= Alisa Stephens-Shields =

American biostatistician

Alisa J. Stephens-Shields is an American biostatistician whose research focuses on the statistics of clinical trials, including cluster-randomised controlled trials, longitudinal data, semiparametric models, and causal inference. She is an associate professor of biostatistics in the Perelman School of Medicine at the University of Pennsylvania, where she has been a collaborator on studies on pelvic pain and on the effects of testosterone treatment on older men. She also holds an adjunct faculty position at Harvard University.

==Early life and education==
Stephens-Shields is African American. She grew up as the youngest of three children in Teaneck, New Jersey. Her father, who grew up nearby, worked as a civil engineer, and her mother was an immigrant from Jamaica.
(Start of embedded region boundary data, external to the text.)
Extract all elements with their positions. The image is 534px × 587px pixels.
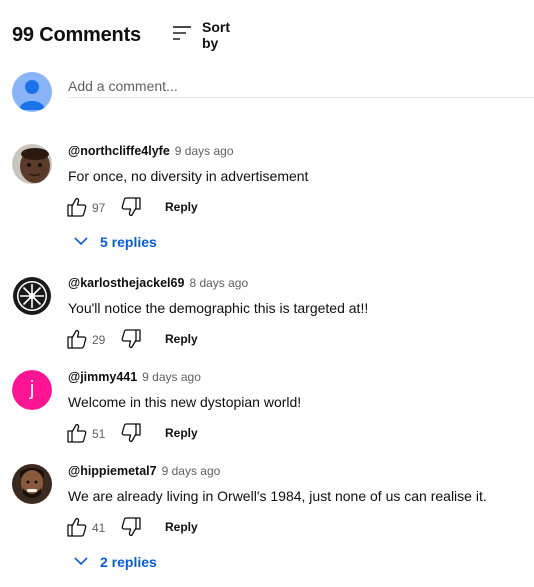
like-count: 51 (92, 427, 106, 441)
like-count: 41 (92, 521, 106, 535)
chevron-down-icon (74, 553, 88, 571)
comment-time[interactable]: 9 days ago (162, 464, 221, 478)
dislike-button[interactable] (120, 328, 142, 350)
comment-author[interactable]: @karlosthejackel69 (68, 276, 184, 290)
replies-count-label: 2 replies (100, 554, 157, 570)
avatar[interactable] (12, 464, 52, 504)
like-count: 29 (92, 333, 106, 347)
dislike-button[interactable] (120, 422, 142, 444)
dislike-button[interactable] (120, 516, 142, 538)
comment-author[interactable]: @northcliffe4lyfe (68, 144, 170, 158)
current-user-avatar (12, 72, 52, 112)
avatar[interactable] (12, 144, 52, 184)
sort-by-label: Sort by (202, 19, 230, 51)
view-replies-button[interactable]: 5 replies (68, 232, 534, 252)
like-button[interactable] (66, 196, 88, 218)
reply-button[interactable]: Reply (165, 200, 198, 214)
comment-text: Welcome in this new dystopian world! (68, 394, 302, 410)
avatar[interactable]: j (12, 370, 52, 410)
comment-time[interactable]: 8 days ago (189, 276, 248, 290)
thumbs-down-icon (121, 423, 141, 443)
thumbs-down-icon (121, 197, 141, 217)
thumbs-up-icon (67, 423, 87, 443)
comment-time[interactable]: 9 days ago (142, 370, 201, 384)
comments-header: 99 Comments Sort by (12, 19, 230, 51)
thumbs-up-icon (67, 197, 87, 217)
dislike-button[interactable] (120, 196, 142, 218)
like-count: 97 (92, 201, 106, 215)
replies-count-label: 5 replies (100, 234, 157, 250)
add-comment-row (12, 72, 534, 114)
reply-button[interactable]: Reply (165, 332, 198, 346)
comment-author[interactable]: @jimmy441 (68, 370, 137, 384)
thumbs-up-icon (67, 517, 87, 537)
reply-button[interactable]: Reply (165, 520, 198, 534)
sort-icon (172, 24, 192, 47)
like-button[interactable] (66, 516, 88, 538)
add-comment-input[interactable] (68, 74, 534, 98)
comment-count: 99 Comments (12, 23, 141, 46)
view-replies-button[interactable]: 2 replies (68, 552, 534, 572)
reply-button[interactable]: Reply (165, 426, 198, 440)
comment-time[interactable]: 9 days ago (175, 144, 234, 158)
avatar-letter: j (29, 378, 35, 400)
comment-text: We are already living in Orwell's 1984, … (68, 488, 487, 504)
comment-author[interactable]: @hippiemetal7 (68, 464, 157, 478)
like-button[interactable] (66, 328, 88, 350)
comment-text: For once, no diversity in advertisement (68, 168, 309, 184)
chevron-down-icon (74, 233, 88, 251)
comment-text: You'll notice the demographic this is ta… (68, 300, 369, 316)
avatar[interactable] (12, 276, 52, 316)
sort-by-button[interactable]: Sort by (172, 19, 230, 51)
thumbs-down-icon (121, 329, 141, 349)
thumbs-down-icon (121, 517, 141, 537)
like-button[interactable] (66, 422, 88, 444)
thumbs-up-icon (67, 329, 87, 349)
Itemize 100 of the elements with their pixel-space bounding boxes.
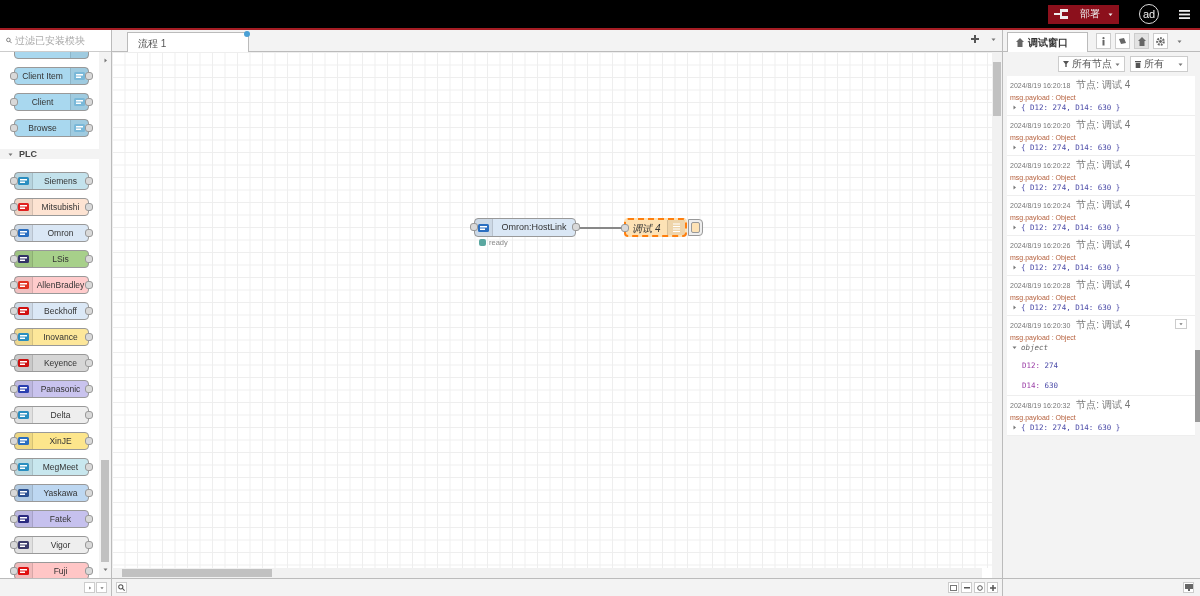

She enjoyed playing computer puzzle games as a teenager, and after graduating from Teaneck High School, she majored in mathematics, with a minor in Spanish, as an undergraduate at the University of Maryland, College Park. Her interest in biostatistics and public health began in her junior year, and continued with a research project at Rutgers University the following summer, and a senior-year internship at the National Cancer Institute. After graduating in 2006, and six months of community service in Costa Rica, she continued her studies in statistics in the Harvard T.H. Chan School of Public Health at Harvard University. She received a master's degree there in 2009, and completed her Ph.D. in 2012.

==Recognition==
Stephens-Shields was named to the Leadership Academy of the Committee of Presidents of Statistical Societies in 2021. She was named as a Fellow of the American Statistical Association in 2023. She was the recipient of the 2024 Myrto Lefkopoulou Distinguished Lectureship at the Harvard T.H. Chan School of Public Health.